So you have checked out our are ready to be a puppy parent page and passed our puppy parent quiz (also on that page). Now you need to start thinking about what type of dog would be the best fit. When deciding what type of dog to get, it is important to consider the size of the dog as bigger dogs are not suitable for everyone, they may be difficult handle on a walk, and large dogs and small lawns just make a lot of mud.
Bigger dogs have higher food, veterinary and insurance bills, as well as a shorter lifespan. It is important to note that smaller dogs are not an easy option, they can be more difficult to train and tend towards aggression and barking, usually because they have not been giving adequate training as puppies. Think about your available space in your home and yard and narrow the options to what is practical, there will be some personal preference as well and that is okay!
Rescuing or Adopting a Dog from a Shelter
There are hundreds of beautiful dogs waiting to be rescued. Ask for the dogs back story, it is important to know whether they are used to things such as children, other dogs, walking on a lead, cats and being alone. Good rescue centres will know that these questions are important and will be able to guide you based on the dogs history before coming to the centre as well as the dogs behaviour while at the centre. Be prepared to leave empty handed and to visit several times before picking up the dog that is for you. Don’t rule out a cross breed or older dog. Most older dogs come partially or fully trained.
Buying a dog
If you are buying a pure bred dog, always check out the kennel club website . The UK Kennel Club have a full list of breeds and what tests should have been done on them in order to avoid inherited diseases. It is an invaluable resource arming you with the questions you will need to ask of the breeder before you even travel to see the pup. Ask to see kennel club registration details as well documentation of any health screens advised for the breed by the kennel club, e.g. hip & elbow scoring for Labradors.
Before buying a pup do see both parents and enquire about their health. Ask the age of and number of litters the mother has had so far and when she had her last litter. Never meet in a car park/buy out of back of van. Dogs should not have more than one litter in 12 months. Be prepared to leave a puppy in a situation if you feel it may be a puppy farm, never feel guilted into buying the puppy, if you are not happy with the situation the pup is in and you pay to get it out, you are feeding into the problem by paying for the puppy.

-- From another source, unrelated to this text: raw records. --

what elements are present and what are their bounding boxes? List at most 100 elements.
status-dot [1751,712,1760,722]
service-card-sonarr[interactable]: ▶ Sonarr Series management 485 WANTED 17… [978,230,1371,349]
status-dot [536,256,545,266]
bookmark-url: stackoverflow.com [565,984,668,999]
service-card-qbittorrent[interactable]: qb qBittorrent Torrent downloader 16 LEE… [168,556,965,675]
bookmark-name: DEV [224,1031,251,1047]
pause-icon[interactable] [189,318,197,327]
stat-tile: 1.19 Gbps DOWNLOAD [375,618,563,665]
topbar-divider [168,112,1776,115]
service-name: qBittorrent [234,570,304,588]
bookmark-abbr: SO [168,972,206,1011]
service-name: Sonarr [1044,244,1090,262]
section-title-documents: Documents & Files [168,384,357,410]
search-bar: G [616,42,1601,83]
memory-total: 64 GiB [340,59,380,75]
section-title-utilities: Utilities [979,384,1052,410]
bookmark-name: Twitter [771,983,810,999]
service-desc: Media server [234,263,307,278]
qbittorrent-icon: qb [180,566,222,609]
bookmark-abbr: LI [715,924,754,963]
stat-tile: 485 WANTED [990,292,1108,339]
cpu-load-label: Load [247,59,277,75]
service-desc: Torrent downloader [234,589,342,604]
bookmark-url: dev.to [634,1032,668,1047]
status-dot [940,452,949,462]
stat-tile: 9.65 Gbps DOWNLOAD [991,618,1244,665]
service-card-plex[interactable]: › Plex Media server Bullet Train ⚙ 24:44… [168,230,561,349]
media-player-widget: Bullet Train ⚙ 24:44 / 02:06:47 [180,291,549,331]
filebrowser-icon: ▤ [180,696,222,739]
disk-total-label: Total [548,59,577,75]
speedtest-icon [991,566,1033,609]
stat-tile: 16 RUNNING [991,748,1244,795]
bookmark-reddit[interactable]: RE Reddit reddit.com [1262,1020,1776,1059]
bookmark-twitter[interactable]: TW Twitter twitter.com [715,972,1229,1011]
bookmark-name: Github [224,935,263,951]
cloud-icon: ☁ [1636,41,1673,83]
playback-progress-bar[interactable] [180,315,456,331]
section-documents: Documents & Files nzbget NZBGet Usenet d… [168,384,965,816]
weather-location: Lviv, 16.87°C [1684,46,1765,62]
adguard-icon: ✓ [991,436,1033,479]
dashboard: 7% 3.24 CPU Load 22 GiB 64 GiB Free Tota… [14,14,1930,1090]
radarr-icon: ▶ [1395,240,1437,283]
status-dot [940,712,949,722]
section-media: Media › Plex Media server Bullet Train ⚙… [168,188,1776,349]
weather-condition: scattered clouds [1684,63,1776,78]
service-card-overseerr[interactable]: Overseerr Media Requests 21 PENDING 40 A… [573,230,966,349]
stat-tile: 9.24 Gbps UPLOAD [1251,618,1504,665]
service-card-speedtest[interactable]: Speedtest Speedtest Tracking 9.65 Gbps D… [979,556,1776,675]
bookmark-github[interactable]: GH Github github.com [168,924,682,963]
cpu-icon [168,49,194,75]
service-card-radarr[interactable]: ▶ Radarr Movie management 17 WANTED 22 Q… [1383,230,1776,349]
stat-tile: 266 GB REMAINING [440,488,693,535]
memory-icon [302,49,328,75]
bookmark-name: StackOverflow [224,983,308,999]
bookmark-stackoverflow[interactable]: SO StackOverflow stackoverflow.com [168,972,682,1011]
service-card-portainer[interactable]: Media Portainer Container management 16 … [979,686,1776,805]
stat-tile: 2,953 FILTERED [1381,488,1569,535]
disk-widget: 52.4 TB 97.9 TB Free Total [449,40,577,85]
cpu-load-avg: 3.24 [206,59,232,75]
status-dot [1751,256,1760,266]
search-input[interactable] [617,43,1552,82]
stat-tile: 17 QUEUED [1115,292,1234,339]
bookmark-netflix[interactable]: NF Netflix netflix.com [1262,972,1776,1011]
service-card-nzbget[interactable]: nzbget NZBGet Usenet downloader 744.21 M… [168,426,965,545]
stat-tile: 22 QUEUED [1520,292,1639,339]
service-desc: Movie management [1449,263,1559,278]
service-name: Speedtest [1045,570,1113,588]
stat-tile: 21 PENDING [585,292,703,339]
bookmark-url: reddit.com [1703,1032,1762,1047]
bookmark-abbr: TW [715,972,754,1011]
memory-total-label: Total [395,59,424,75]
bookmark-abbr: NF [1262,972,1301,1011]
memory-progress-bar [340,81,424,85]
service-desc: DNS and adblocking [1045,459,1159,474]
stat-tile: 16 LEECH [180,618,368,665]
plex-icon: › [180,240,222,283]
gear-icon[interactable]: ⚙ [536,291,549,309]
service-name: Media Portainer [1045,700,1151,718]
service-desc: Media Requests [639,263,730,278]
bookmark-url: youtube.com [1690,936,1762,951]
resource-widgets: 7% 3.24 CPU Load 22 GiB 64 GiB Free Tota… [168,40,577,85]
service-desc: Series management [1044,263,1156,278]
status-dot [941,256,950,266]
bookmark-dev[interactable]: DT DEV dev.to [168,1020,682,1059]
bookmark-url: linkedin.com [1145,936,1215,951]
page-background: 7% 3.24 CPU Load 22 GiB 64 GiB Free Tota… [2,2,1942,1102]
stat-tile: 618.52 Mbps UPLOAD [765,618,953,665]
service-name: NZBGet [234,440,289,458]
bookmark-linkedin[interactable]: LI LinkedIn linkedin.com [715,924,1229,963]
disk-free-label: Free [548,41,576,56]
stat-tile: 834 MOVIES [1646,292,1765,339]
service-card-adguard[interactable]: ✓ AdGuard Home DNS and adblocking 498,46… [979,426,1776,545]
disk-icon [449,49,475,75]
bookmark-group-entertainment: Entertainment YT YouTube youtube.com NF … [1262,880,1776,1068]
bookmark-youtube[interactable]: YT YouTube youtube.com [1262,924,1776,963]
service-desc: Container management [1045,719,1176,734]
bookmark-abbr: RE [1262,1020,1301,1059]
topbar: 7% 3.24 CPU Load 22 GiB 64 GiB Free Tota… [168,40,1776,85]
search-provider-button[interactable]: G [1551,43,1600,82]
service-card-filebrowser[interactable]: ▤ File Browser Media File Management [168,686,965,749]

Rescuing or Adopting a Dog
Ask for the dogs back story, it is important to know whether they are used to children, other dogs, cats, being alone. Good rescue centres will know that these questions are important and will be able to guide you based on the dogs history before coming to the centre as well as the dogs behaviour while at the centre. Be prepared to leave empty handed and to visit several times before picking up the dog that is for you. Don’t rule out a rescue, cross breed or older dog. Most older dogs come partially or fully trained.
In either case before leaving with your pup or dog, find out and record when the pup was last wormed and with what product, when the pup had a flea treatment and with what product if any. All puppies are born with worms that must be treated every 2-4 weeks from birth. Ask whether any vaccinations have been given. If vaccinations have been given there should be documentation to support that for you to take with the pup. Microchipping documentation should be presented to you as well. It is against the law for a pup to be passed on without a microchip, and registered breeders will always have the pup microchipped before selling.
As soon as you get home your pup vet checked as soon as you bring them home, this is a free service available at your local vets. Don’t bring your dog out for walks until he has been health checked and vaccinated with his first shot. Your pup needs protection against parvovirus and other viruses with two injections 2-4 weeks apart.
Training and socialisation is essential with a puppy but it is important is for any dog coming in to a new home. Solid and consistent training will calm your dog during this stressful time. Ask at your vets for natural calming pheromones that are available to help your new pet to stay calm as well as assisting with learning and reducing anxiety. Socialisation and crate training your puppy from day 1 on top os the usual Sit, Stay, Toileting and Leash training is invaluable and will lead to a happy life together.